Felicia Knaul bedauert, dass mit Brasilien und Mexiko ausgerechnet die bevölkerungsreichsten Länder die schlechteste Gesundheitspolitik verfolgen. Sowohl der brasilianische Präsident Jair Bolsonaro als auch sein mexikanischer Amtskollege Andrés Manuel López Obrador hätten die Gefahren des Virus heruntergespielt, sagt sie.
Risikofaktor Tourismus
Bolsonaro hält weiter an der Behauptung fest, Covid-19 sei nicht gefährlicher als eine Grippe, und propagiert das Medikament Hydroxychloroquin, dessen positive Wirkung gegen das Coronavirus aufgrund der aktuellen wissenschaftlichen Erkenntnisse unwahrscheinlich ist. López Obrador sagte zuletzt flapsig, erst wenn es keine Korruption im Land mehr gäbe, dann würde auch er einen Mundschutz tragen. Zu Beginn der Pandemie hatte er noch behauptet, dass seine Ehrlichkeit und Amulette, die er von seinen Anhängern geschenkt bekommen hatte, ihn schützen würden.

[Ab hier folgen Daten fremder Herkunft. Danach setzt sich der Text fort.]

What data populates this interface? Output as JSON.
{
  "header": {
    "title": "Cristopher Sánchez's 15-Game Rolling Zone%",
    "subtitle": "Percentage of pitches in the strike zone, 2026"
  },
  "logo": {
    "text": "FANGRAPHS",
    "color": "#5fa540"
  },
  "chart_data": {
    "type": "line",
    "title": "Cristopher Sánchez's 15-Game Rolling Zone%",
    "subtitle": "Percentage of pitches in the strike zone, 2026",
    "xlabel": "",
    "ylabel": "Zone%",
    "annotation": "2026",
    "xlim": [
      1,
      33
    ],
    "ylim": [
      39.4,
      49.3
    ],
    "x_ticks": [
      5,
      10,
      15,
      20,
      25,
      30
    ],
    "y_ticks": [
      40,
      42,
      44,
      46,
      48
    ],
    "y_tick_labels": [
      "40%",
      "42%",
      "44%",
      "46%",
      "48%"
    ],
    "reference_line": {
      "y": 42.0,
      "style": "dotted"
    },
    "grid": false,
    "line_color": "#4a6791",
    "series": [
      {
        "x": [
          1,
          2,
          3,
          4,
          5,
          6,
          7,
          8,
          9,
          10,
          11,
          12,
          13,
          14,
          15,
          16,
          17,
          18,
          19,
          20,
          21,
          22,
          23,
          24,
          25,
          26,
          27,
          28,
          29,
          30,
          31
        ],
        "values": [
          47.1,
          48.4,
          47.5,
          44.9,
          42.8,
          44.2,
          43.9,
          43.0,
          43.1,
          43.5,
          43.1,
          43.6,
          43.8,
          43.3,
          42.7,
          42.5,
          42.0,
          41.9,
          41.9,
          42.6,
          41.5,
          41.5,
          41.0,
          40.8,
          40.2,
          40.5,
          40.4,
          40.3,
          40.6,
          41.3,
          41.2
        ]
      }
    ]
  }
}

Carissa Etienne sieht einen weiteren Risikofaktor: den internationalen Tourismus, den viele Länder wieder ankurbeln wollen. Seit Anfang Woche sind internationale Flüge aus einigen Ländern nach Kolumbien wieder möglich. Ab Oktober wird Edelweiss einen Direktflug von Zürich ins mexikanische Cancún anbieten. Etienne warnt, dass die Regierungen den Reiseverkehr sehr sorgfältig überwachen müssten, da eine erneute Öffnung für den Tourismus zu Rückschlägen führen könne. Dies ist in der Karibik geschehen, wo mehrere Länder, in denen es praktisch keine Fälle gab, nach der Wiederaufnahme des Tourismus Spitzenwerte verzeichneten.